Warning: Part of this document are obsolete for larger disks. A short report on a failure.

I recently had a RAID5 array fail, and learned something about backup: it's not just about the data, but also the recovery time. The recovery time was several hours to bring the system to a state of usability, and several days of work to a state of relative safety, and that required bringing someone in to help with migrating files. Subsequently, we decided to use a two-server setup based around making incremental disk images. Incremental disk images will help make recovery within an hour more feasible.

A RAID array with 700 gigabytes of data takes hours, even days to back up. it takes even longer to restore, because writes take longer.

Exchange recovery proceeds incredibly slowly. A seemingly small 30 gigabyte database took what seemed like half a day to recover.

These two facts can put you in a situation where you have all your data on backups, maybe even multiple backups, but recovering from a failure will take a very long time, forcing the entire business offline for a day, or longer, costing hundreds of dollars per hour (or more) until the system is fixed. That doesn't even include the real value of the work, which (as any leftist would tell you) is greater than the costs of doing the work.

This is an unacceptable situation. Ultimately, it's a good value to spend a few thousand dollars to have a redundant system on-site. Buy enough capacity for two servers, use them both all the time, and when one fails, move all the work onto one server for a few weeks (until the new system is sent and configured).

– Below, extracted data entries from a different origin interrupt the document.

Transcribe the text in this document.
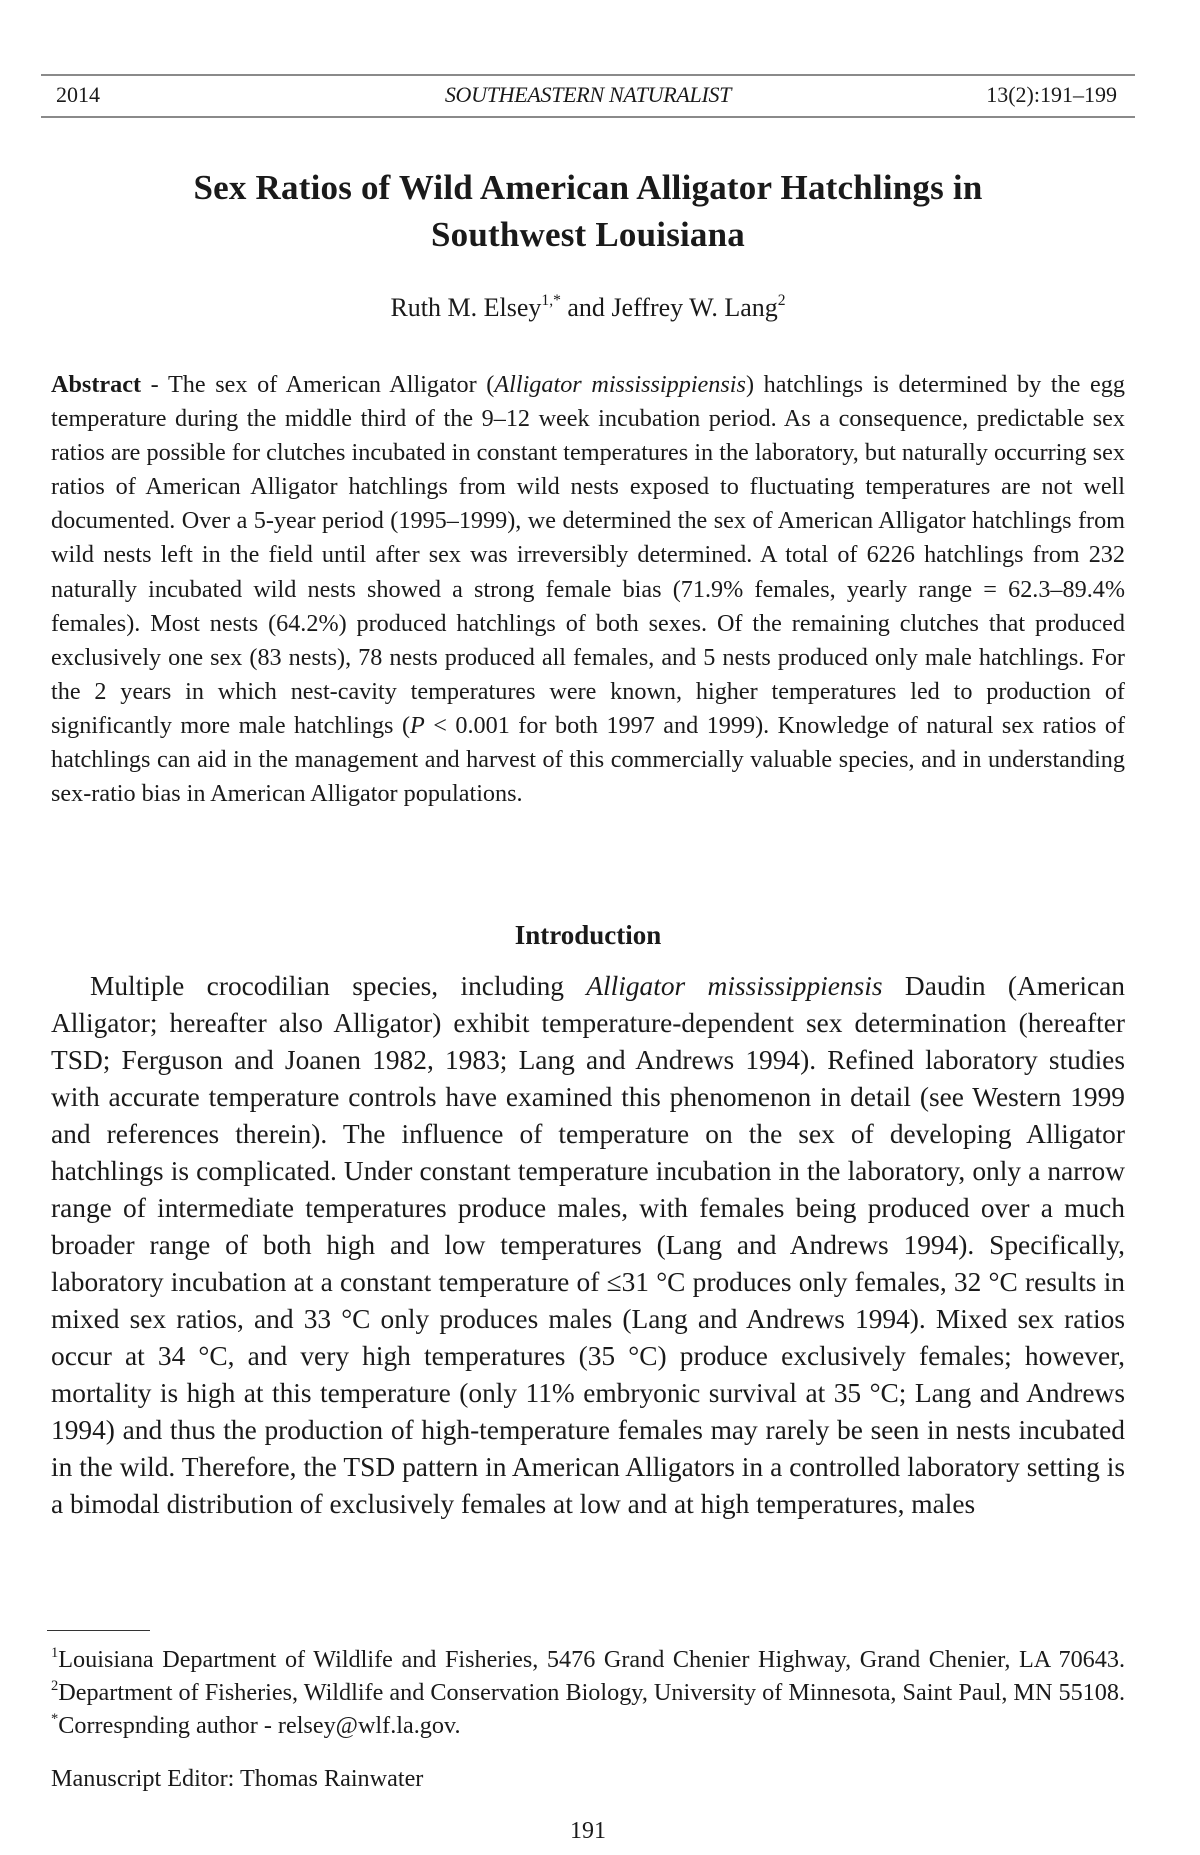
2014	SOUTHEASTERN NATURALIST	13(2):191–199
Sex Ratios of Wild American Alligator Hatchlings in
Southwest Louisiana
Ruth M. Elsey$^{1,*}$ and Jeffrey W. Lang$^2$
Abstract - The sex of American Alligator (Alligator mississippiensis) hatchlings is determined by the egg temperature during the middle third of the 9–12 week incubation period. As a consequence, predictable sex ratios are possible for clutches incubated in constant temperatures in the laboratory, but naturally occurring sex ratios of American Alligator hatchlings from wild nests exposed to fluctuating temperatures are not well documented. Over a 5-year period (1995–1999), we determined the sex of American Alligator hatchlings from wild nests left in the field until after sex was irreversibly determined. A total of 6226 hatchlings from 232 naturally incubated wild nests showed a strong female bias (71.9% females, yearly range = 62.3–89.4% females). Most nests (64.2%) produced hatchlings of both sexes. Of the remaining clutches that produced exclusively one sex (83 nests), 78 nests produced all females, and 5 nests produced only male hatchlings. For the 2 years in which nest-cavity temperatures were known, higher temperatures led to production of significantly more male hatchlings (P < 0.001 for both 1997 and 1999). Knowledge of natural sex ratios of hatchlings can aid in the management and harvest of this commercially valuable species, and in understanding sex-ratio bias in American Alligator populations.
Introduction
Multiple crocodilian species, including Alligator mississippiensis Daudin (American Alligator; hereafter also Alligator) exhibit temperature-dependent sex determination (hereafter TSD; Ferguson and Joanen 1982, 1983; Lang and Andrews 1994). Refined laboratory studies with accurate temperature controls have examined this phenomenon in detail (see Western 1999 and references therein). The influence of temperature on the sex of developing Alligator hatchlings is complicated. Under constant temperature incubation in the laboratory, only a narrow range of intermediate temperatures produce males, with females being produced over a much broader range of both high and low temperatures (Lang and Andrews 1994). Specifically, laboratory incubation at a constant temperature of ≤31 °C produces only females, 32 °C results in mixed sex ratios, and 33 °C only produces males (Lang and Andrews 1994). Mixed sex ratios occur at 34 °C, and very high temperatures (35 °C) produce exclusively females; however, mortality is high at this temperature (only 11% embryonic survival at 35 °C; Lang and Andrews 1994) and thus the production of high-temperature females may rarely be seen in nests incubated in the wild. Therefore, the TSD pattern in American Alligators in a controlled laboratory setting is a bimodal distribution of exclusively females at low and at high temperatures, males
$^1$Louisiana Department of Wildlife and Fisheries, 5476 Grand Chenier Highway, Grand Chenier, LA 70643. $^2$Department of Fisheries, Wildlife and Conservation Biology, University of Minnesota, Saint Paul, MN 55108. *Correspnding author - relsey@wlf.la.gov.
Manuscript Editor: Thomas Rainwater
191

(If you need to convince your boss to get redundant servers, print this article out.)

RAID nightmares

Large disks are statistically more likey to suffer read errors. Today, all disks ship with errors, and simply map them out. So they need to be continually scanned so the disk can find and fix these errors.

A RAID5 array failure can be difficult to fix. When a disk fails, you can replace it, but if you haven't been running the background consistency check feature for months, it won't be able to rebuild the array successfully: during the recovery you are likely to suffer a read error and then the entire array will go offline.

It's better not to replace the failed disk. Instead, force the entire array back online, and then perform a file-level backup, and restore to a fresh disk. Don't run a consistency check, because that will cause the RAID controller to take the array offline when it hits the error. Doing a file-level backup seems to be more tolerant of errors, or maybe the sectors with errors are just less likely to be read.

Forcing the array online will allow the business to continue operating. Just be aware that the array is damaged and all the data needs to be migrated off of it. It's a zombie disk, undead, and no new data should go on it.

Install a fresh disk, and start migrating all the active data to it, and migrate users onto that disk. This won't take much time, because your active data set is typically small. It'll only take a few hours to do this for most scenarios. It won't be so easy for older server-dependent software, but for newer software with a cleaner separation between client and server, it'll be easy. Set up a frequent backup for this data.

If you haven't started a full backup, do so, and all the older files will be covered by this backup.

If the C: drive is on the array, you will need to image the partition and then move it to the new disk. This is tricky (and we called in our consultant to do it). I'm not sure how to do it, but it requires knowledge of the Windows boot sequence, and may require editing the boot.ini file and the registry so it'll try the new partition first, and totally ignore the old partition.

(This isn't any easier than on Linux. The lesson I learned is that being able to manipulate or even recover and create the boot sequence is a must-know skill for sysadmins. It's also hard to learn and practice, requiring spare hardware and whatnot.)

Once the system is on stable new disks, you have to re-unify the active and old data. I used WinMerge, a great file comparision tool, to do this.

For backups, I used NTBackup - it was an old system. NTBackup has flaws where it'll just fail to save some data. It's also very "quiet" about this - you have to read the final report. I used the error report to build a file list that NTBackup could use to perform an additional backup. Usually, this second try would result in all the files being saved.

Restoring data onto Server 2012 and Server 2008 R2 was weird, because the new OSes don't use NTBackup. You need to dig around to find tools to restore from NTBackup bkf files. The tools work fine.

The newer backup tools are all centered around disk images. The built-in tools don't do incremental backups, so you need to find a 3rd party solution for those. We're going to use ShadowProtect, which is sold by our consultant. I don't know the price, but the market rate for Windows backup with incremental backups is around $1000.

For an equivalent disk-image-based backup system on Linux, you use either software or hardware RAID (I prefer software) and use LVM volumes and virtual partitions. You use "snapshots" to freeze the disk state, and compare disk states. The differences are copied to another computer with a mirror of the partition (via rsync). The main problem is that system performance with snapshots is worse, so you have to work around that.